The basic idea is to assemble all the datasets into one large data.table
and then cycle through the models using data.table
group by.
library(data.table)
library(estimatr)
library(tictoc)
##
tic()
mf <- data.table(nrep=1:50, meanx=2, meany=1)
mf <- mf[, .(n=seq(100, 500, 30)), by=.(nrep, meanx, meany)]
data <- mf[, .(mean_x=rnorm(n, meanx), mean_y=rnorm(n, meany)), by=.(n, nrep, meanx, meany)]
result <- data[, as.data.table(t(summary(lm(mean_y~mean_x, .SD, se_type = 'stata'))$coefficients), keep.rownames = TRUE)

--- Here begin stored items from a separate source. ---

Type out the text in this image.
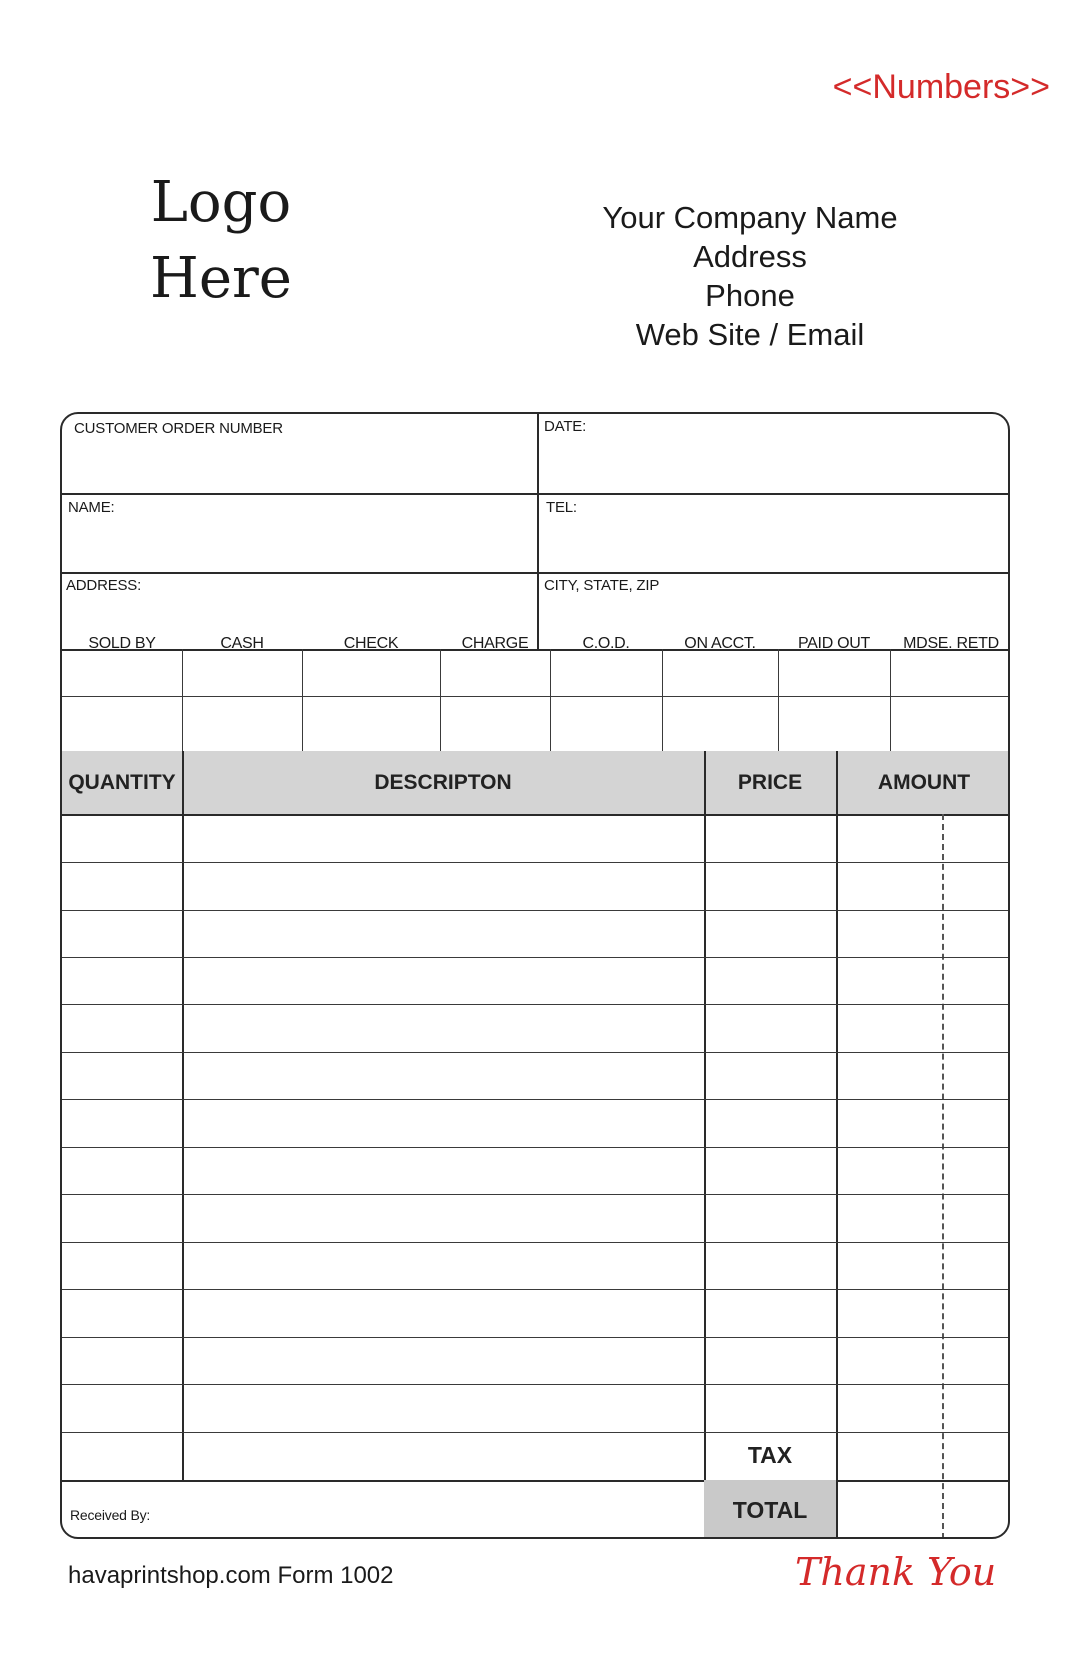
<<Numbers>>
Logo
Here
Your Company Name
Address
Phone
Web Site / Email
CUSTOMER ORDER NUMBER	DATE:
NAME:	TEL:
ADDRESS:	CITY, STATE, ZIP
SOLD BY	CASH	CHECK	CHARGE	C.O.D.	ON ACCT.	PAID OUT	MDSE. RETD
QUANTITY	DESCRIPTON	PRICE	AMOUNT
TAX
TOTAL
Received By:
havaprintshop.com Form 1002	Thank You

, by=.(n, nrep, meanx, meany)][, nrep:=NULL]
result <- result[, lapply(.SD, mean), by=.(n, meanx, meany, rn)]
toc()
## 2.58 sec elapsed
So this takes between 2.3 - 2.6 sec on my machine, wheres your code runs in about 4.0 - 4.1 sec. About 80% of the time is spent running lm_robust(...)
. If I swap that out for lm(...)
in base R it runs in about 1 sec.
CodePudding user response:
This can be done more straight forward:
expand_grid(
nreps = 50,
n = seq.default(100, 500, by = 30),
mean_x = 2, mean_y = 1
) %>%
rowid_to_column("n_idx") %>%
uncount(nreps, .remove = FALSE) %>%
rowid_to_column("nreps_idx") %>%
rowwise() %>%
mutate(
lm_robust =
estimatr::lm_robust(
y ~ X,
data =
tibble(y = rnorm(n, mean = mean_y, sd = 1),
X = rnorm(n, mean = mean_x, sd = 1)),
se_type = "stata"
) %>%
coefficients() %>%
set_names(str_c("coef_", names(.))) %>%
list()
) %>%
unnest_wider(lm_robust) %>%
group_by(nreps_idx) %>%
summarise(
n = unique(n),
across(starts_with("coef"), mean),
)
Which result in
# A tibble: 700 × 4
nreps_idx n `coef_(Intercept)` coef_X
<int> <dbl> <dbl> <dbl>
1 1 100 1.34 -0.183
2 2 100 0.845 0.0188
3 3 100 0.949 0.0341
4 4 100 1.20 -0.0705
5 5 100 0.731 0.0419
6 6 100 0.809 0.0564
7 7 100 0.920 0.0558
8 8 100 1.22 -0.0673
9 9 100 1.22 -0.171
10 10 100 1.26 -0.127
# … with 690 more rows
Which is computed fairly quickly.
Now, I've not included all the parameters in your code, because honestly it doesn't make sense to take the mean of them, but if you want them as well then...
expand_grid(
nreps = 50,
n = seq.default(100, 500, by = 30),
mean_x = 2, mean_y = 1
) %>%
rowid_to_column("n_idx") %>%
uncount(nreps, .remove = FALSE) %>%
rowid_to_column("nreps_idx") %>%
rowwise() %>%
mutate(
lm_robust =
estimatr::lm_robust(
y ~ X,
data =
tibble(y = rnorm(n, mean = mean_y, sd = 1),
X = rnorm(n, mean = mean_x, sd = 1)),
se_type = "stata"
) %>%
# SECOND APPROACH
summary() %>%
`[[`("coefficients") %>%
as_tibble(rownames = "rowname") %>%
pivot_wider(names_from = "rowname",
values_from = everything()) %>%
# FIRST APPROACH
# coefficients() %>%
# set_names(str_c("coef_", names(.))) %>%
list()
) %>%
unnest_wider(lm_robust) %>%
print() %>%
group_by(nreps_idx) %>%
summarise(
n = unique(n),
across(starts_with("Estimate"), mean),
# insert statements here to summarise the other gathered stuff
)
But this makes things unnecessarily complicated.